Many people consider hemp as a “wonder plant” because it has over 25,000 uses. Hemp can be used as food, fiber, ropes, textiles, paper, building material, and more. All parts of the hemp plant, including the seeds, stem, oil, and leaves, have various uses.
For centuries, hemp growers worldwide would turn the harvests that they planted to enable the soil to regain its nutrients. Nonetheless, due to strong artificial fertilizers, this habit has been replaced by monoculture or cultivating the same, high-quality crop, as time passes. As of late, an ever-increasing number of farmers are turning back to the crop rotation method due to its low ecological effect.
Hemp is a significant plant for crop rotation due to several reasons. Although hemp is a yearly crop, hemp’s roots establish deep down into the soil. This helps to maintain the stability of the soil, decreasing erosion and loosening the soil, enabling more fragile plants to develop. Hemp delivers high amounts of biomass (a matter which returns to the soil and decomposes, bolstering supplements back onto the ground). Consequently, hemp is frequently cultivated in rotation with winter grains, which require top-notch soil.

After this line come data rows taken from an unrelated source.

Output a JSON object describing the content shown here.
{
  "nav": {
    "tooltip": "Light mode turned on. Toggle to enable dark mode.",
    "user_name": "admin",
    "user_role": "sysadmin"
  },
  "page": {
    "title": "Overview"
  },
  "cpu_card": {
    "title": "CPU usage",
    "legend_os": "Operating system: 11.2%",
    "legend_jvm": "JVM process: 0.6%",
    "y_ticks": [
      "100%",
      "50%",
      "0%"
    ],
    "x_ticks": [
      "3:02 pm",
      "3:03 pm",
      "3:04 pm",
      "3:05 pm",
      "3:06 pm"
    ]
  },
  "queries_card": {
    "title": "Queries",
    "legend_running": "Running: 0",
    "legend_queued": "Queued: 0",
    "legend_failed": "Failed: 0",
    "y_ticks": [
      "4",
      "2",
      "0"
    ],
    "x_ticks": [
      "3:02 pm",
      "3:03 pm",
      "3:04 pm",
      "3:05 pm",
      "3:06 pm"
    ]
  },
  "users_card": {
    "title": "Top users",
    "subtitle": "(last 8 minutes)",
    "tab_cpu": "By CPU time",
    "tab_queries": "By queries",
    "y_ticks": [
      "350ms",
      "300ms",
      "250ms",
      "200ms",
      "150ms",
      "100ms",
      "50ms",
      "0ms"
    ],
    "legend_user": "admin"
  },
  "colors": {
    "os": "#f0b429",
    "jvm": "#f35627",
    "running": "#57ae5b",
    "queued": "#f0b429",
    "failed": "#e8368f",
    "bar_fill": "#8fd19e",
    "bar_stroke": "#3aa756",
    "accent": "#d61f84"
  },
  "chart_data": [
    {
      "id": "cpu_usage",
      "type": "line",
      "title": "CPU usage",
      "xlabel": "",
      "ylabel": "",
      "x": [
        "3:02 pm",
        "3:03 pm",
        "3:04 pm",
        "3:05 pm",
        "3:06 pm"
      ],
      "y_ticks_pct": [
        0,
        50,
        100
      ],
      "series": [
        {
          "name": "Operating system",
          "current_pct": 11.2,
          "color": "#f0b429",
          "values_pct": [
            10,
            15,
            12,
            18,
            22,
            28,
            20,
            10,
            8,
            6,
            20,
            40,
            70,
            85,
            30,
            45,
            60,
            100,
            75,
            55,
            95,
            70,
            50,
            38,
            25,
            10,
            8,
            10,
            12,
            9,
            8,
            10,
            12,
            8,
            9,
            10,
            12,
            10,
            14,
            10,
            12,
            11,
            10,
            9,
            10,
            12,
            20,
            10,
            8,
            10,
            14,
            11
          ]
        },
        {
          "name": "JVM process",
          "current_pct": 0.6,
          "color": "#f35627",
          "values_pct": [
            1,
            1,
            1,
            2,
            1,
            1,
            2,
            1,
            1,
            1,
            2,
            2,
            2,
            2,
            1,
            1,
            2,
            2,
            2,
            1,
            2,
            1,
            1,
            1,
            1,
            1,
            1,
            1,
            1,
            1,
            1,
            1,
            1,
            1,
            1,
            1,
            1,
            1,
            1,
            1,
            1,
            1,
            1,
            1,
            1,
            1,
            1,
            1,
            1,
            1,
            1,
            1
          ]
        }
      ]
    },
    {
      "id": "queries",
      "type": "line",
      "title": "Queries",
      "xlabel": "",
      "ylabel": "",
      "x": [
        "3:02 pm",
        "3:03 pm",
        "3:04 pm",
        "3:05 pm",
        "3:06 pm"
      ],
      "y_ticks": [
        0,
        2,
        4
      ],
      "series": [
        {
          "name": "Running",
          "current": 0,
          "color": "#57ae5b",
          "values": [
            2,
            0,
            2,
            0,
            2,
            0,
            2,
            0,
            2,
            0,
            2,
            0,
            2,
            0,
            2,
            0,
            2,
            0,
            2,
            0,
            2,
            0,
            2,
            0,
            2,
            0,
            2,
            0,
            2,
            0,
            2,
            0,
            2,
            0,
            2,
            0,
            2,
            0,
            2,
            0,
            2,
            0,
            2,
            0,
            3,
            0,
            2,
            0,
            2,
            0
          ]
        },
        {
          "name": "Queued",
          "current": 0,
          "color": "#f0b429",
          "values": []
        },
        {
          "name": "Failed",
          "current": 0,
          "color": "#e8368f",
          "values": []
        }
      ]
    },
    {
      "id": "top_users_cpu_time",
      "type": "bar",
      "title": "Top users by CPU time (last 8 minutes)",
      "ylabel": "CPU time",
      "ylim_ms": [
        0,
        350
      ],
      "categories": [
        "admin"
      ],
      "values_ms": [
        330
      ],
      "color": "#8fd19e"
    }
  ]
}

Another great function of hemp plant is bioremediation or utilizing plants to sterilize soil and water after mechanical contamination or mishaps. Hemp plants can grow in contaminated soil with no negative impacts, drawing the heavy metals and poisons into the plants themselves. Even though research is being conducted to evaluate potential applications for this property, hemp has good potentials in tests in Chernobyl following the atomic catastrophe there in 1986.

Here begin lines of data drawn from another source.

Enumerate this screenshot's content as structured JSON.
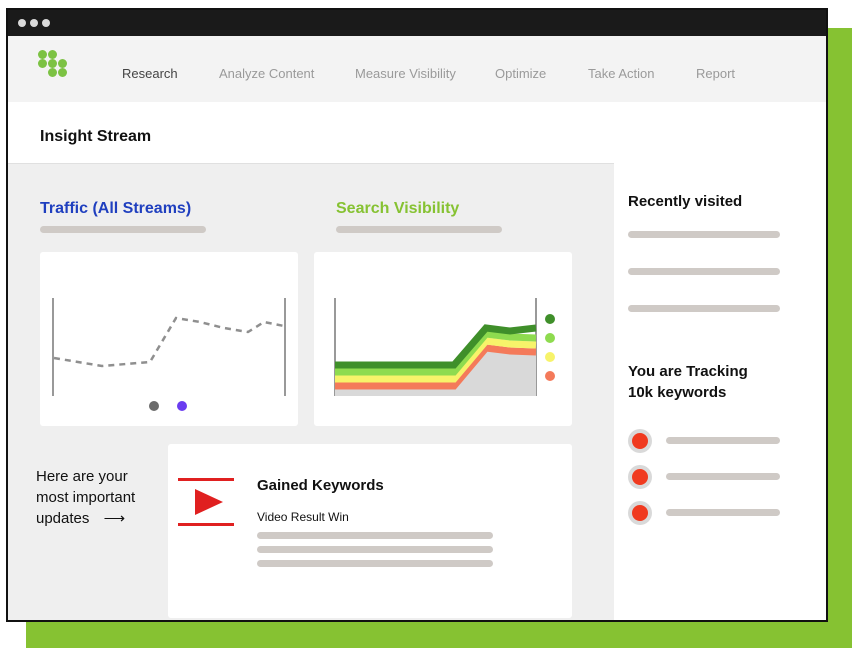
{
  "nav": {
    "items": [
      "Research",
      "Analyze Content",
      "Measure Visibility",
      "Optimize",
      "Take Action",
      "Report"
    ],
    "active": "Research"
  },
  "header": {
    "title": "Insight Stream"
  },
  "traffic": {
    "title": "Traffic (All Streams)",
    "title_color": "#1f3fbf",
    "legend_dot_colors": [
      "#6b6b6b",
      "#6a3cf0"
    ]
  },
  "visibility": {
    "title": "Search Visibility",
    "title_color": "#86c232",
    "band_colors": [
      "#3f8f2a",
      "#8edb4f",
      "#f7f36a",
      "#f47a5a"
    ]
  },
  "updates": {
    "line1": "Here are your",
    "line2": "most important",
    "line3": "updates",
    "arrow": "⟶"
  },
  "gained": {
    "title": "Gained Keywords",
    "subtitle": "Video Result Win",
    "icon": "video-play-icon"
  },
  "sidebar": {
    "recent_title": "Recently visited",
    "tracking_line1": "You are Tracking",
    "tracking_line2": "10k keywords"
  }
}
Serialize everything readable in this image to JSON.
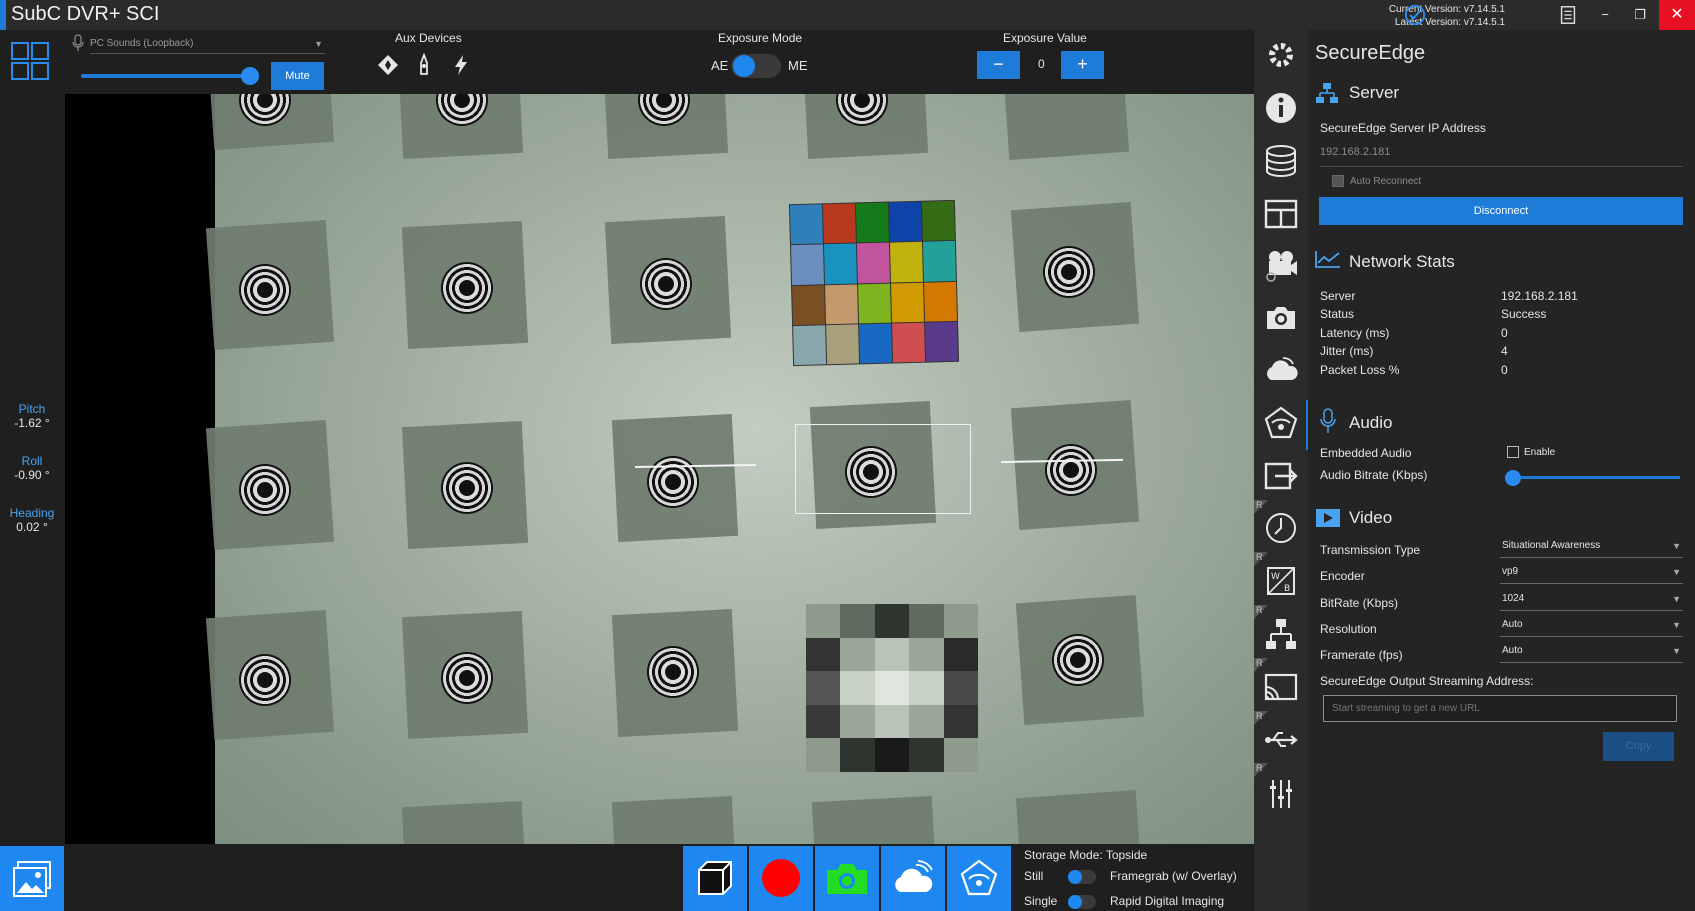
{
  "app": {
    "title": "SubC DVR+ SCI",
    "current_version": "Current Version: v7.14.5.1",
    "latest_version": "Latest Version: v7.14.5.1"
  },
  "audio": {
    "device": "PC Sounds (Loopback)",
    "mute_label": "Mute"
  },
  "aux": {
    "label": "Aux Devices"
  },
  "exposure_mode": {
    "label": "Exposure Mode",
    "ae": "AE",
    "me": "ME"
  },
  "exposure_value": {
    "label": "Exposure Value",
    "minus": "−",
    "plus": "+",
    "value": "0"
  },
  "attitude": {
    "pitch_label": "Pitch",
    "pitch": "-1.62 °",
    "roll_label": "Roll",
    "roll": "-0.90 °",
    "heading_label": "Heading",
    "heading": "0.02 °"
  },
  "panel": {
    "title": "SecureEdge",
    "server_heading": "Server",
    "ip_label": "SecureEdge Server IP Address",
    "ip_value": "192.168.2.181",
    "auto_reconnect": "Auto Reconnect",
    "disconnect": "Disconnect",
    "network_heading": "Network Stats",
    "stats": [
      {
        "label": "Server",
        "value": "192.168.2.181"
      },
      {
        "label": "Status",
        "value": "Success"
      },
      {
        "label": "Latency (ms)",
        "value": "0"
      },
      {
        "label": "Jitter (ms)",
        "value": "4"
      },
      {
        "label": "Packet Loss %",
        "value": "0"
      }
    ],
    "audio_heading": "Audio",
    "embedded_audio": "Embedded Audio",
    "enable": "Enable",
    "audio_bitrate": "Audio Bitrate (Kbps)",
    "video_heading": "Video",
    "video": [
      {
        "label": "Transmission Type",
        "value": "Situational Awareness"
      },
      {
        "label": "Encoder",
        "value": "vp9"
      },
      {
        "label": "BitRate (Kbps)",
        "value": "1024"
      },
      {
        "label": "Resolution",
        "value": "Auto"
      },
      {
        "label": "Framerate (fps)",
        "value": "Auto"
      }
    ],
    "output_label": "SecureEdge Output Streaming Address:",
    "output_placeholder": "Start streaming to get a new URL",
    "copy": "Copy"
  },
  "bottom": {
    "storage_mode": "Storage Mode: Topside",
    "still": "Still",
    "framegrab": "Framegrab (w/ Overlay)",
    "single": "Single",
    "rdi": "Rapid Digital Imaging"
  },
  "sidebar_flag": "R",
  "colors": {
    "accent": "#1f7bd8",
    "close": "#e81123",
    "record": "#ff0000",
    "camera_green": "#22dd22"
  }
}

Here are some benefits of hemp on soil
As a harvest, hemp has, for some time, been utilized in killing intense weeds on the farm. Because of its high planting ability, thick foliage, and stature, this crop has the potential to minimize the pool of weed seeds in the soil. Hemp can also destroy thistles and help to reduce the number of herbicides used on the farm.
Improve nutrient distribution and loosens soil compatibility
A fully-grown hemp plant can achieve a height of about 16ft. (5m) With its primary tap root sinking deeply to 1ft. Therefore, the hemp plant is equipped for drawing supplements covered in the soil and distributing them to nearby crops on the farm, especially when its leaves are shed on the soil. The issue of soil compaction is also handled due to its extensive root system.
Simple to grow hemp
Since hemp doesn’t rely on pesticide applications, it is considered as very economical for farmers. During the drying and curing process, it returns up to 60 percent of the supplements it draws from the soil, and this makes it a natural plant for soil growth. Furthermore, hemp can help during drought-induced periods due to its high protein seed potential.